Слюнные железы Еремиаса задвигались в ритме веселой польки. Он внезапно смерил меньшого своего брата взглядом, исполненным презрения, и засунул блинчик в свой собственный рот. В этот момент открылась противоположная дверь, и в переднюю выплыла огромная туша Аманды Мяхкие. Женщина уставилась на квартиранта верхнего этажа, который мгновенно повернулся к ней спиной и попытался пинком ноги выбросить прочь безвинного Хатикакиса. Еремиас с трудом пропихнул в пищевод последний кусочек блина, успешно выгнал на улицу кота и, красный как рак, повернулся лицом к хозяйке.

– Ни разу в жизни не встречала кота, который бы не воровал, – произнес он с праведным негодованием в голосе. – Этот прохвост только что сидел на столе и расправлялся с блинчиками.

Еремиас смело взял с блюда еще один блин, затолкал его в собственный рот и продолжил словоизлияние:

– Вот как он лопал их. Хорошо, что я подоспел, а то бы он сожрал Бог знает сколько.

Еремиас снова протянул руку, взял с блюда еще один блин и засунул его в рот, демонстрируя, как шипит кот. Аманда молча следила за этим спектаклем. Но, когда Еремиас в третий раз показал, как животное может поглощать пищу, предназначенную для человека, Аманда схватила блюдо и скрылась в своей комнате. А Еремиас с достоинством облизал губы, разгладил бородку и вышел на улицу.

День клонился к вечеру. Ближайший реденький лесок наполнился запахами лета. Жаворонки настроили свои скрипочки и принялись вносить свою музыкальную лепту в бесконечную симфонию природы.

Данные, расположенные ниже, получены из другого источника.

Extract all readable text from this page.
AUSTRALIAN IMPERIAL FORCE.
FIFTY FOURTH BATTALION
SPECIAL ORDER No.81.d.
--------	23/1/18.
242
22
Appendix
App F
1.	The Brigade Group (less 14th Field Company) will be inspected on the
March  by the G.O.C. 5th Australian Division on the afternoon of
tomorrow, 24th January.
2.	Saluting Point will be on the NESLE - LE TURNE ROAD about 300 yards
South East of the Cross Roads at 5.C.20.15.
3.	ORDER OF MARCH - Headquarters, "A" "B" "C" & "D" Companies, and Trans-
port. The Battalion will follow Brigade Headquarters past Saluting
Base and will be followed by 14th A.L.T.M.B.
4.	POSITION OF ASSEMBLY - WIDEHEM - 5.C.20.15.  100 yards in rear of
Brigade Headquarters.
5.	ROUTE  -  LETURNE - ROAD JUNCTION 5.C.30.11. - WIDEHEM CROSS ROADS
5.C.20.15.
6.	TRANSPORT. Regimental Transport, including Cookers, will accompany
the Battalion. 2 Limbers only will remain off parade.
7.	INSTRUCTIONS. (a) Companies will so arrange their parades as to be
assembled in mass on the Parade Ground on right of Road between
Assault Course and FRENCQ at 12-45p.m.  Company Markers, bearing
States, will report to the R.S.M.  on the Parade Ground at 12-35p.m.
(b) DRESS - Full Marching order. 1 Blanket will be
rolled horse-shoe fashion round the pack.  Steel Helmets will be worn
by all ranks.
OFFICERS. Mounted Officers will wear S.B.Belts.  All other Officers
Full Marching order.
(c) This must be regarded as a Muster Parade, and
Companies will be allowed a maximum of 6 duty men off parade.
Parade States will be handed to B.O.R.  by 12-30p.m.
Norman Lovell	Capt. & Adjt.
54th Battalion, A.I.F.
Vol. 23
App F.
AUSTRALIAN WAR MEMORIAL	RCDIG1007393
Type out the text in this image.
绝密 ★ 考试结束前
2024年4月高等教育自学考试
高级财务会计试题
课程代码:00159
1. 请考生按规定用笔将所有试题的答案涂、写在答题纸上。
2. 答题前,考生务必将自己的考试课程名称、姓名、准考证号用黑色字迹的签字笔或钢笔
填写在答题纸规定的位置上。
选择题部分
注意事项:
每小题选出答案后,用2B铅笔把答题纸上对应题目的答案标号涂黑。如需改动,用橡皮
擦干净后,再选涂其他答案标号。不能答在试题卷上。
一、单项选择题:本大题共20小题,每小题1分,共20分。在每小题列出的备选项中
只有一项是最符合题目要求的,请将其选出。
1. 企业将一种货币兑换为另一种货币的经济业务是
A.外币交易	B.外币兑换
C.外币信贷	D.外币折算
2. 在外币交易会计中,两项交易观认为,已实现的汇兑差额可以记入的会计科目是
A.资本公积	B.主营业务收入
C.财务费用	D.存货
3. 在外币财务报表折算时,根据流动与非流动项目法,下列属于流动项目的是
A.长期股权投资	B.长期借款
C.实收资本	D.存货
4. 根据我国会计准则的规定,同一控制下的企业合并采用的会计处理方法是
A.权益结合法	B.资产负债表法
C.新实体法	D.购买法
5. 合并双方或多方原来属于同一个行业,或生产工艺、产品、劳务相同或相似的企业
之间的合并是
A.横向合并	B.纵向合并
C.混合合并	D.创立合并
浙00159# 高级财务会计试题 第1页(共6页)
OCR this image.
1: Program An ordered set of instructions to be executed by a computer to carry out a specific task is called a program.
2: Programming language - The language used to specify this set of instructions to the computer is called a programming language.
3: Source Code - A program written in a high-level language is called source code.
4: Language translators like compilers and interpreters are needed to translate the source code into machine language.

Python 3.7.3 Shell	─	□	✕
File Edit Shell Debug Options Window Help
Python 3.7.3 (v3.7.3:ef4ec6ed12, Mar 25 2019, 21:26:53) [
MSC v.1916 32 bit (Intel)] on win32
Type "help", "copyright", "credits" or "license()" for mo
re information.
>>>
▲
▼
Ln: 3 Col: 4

Еремиас постоял во дворе, почмокал губами. Краем глаза посмотрел на окно вдовы Мяхкие и тут же стал поправлять галстук. Аманда расселась у окна, уронив на подоконник мощную грудь. Под глазами у нее красовались такие огромные мешки, что для их поддержания наверняка требовался бюстгальтер. Но из-за этих мешков выглядывали страстно жаждущие ласки вдовьи глаза.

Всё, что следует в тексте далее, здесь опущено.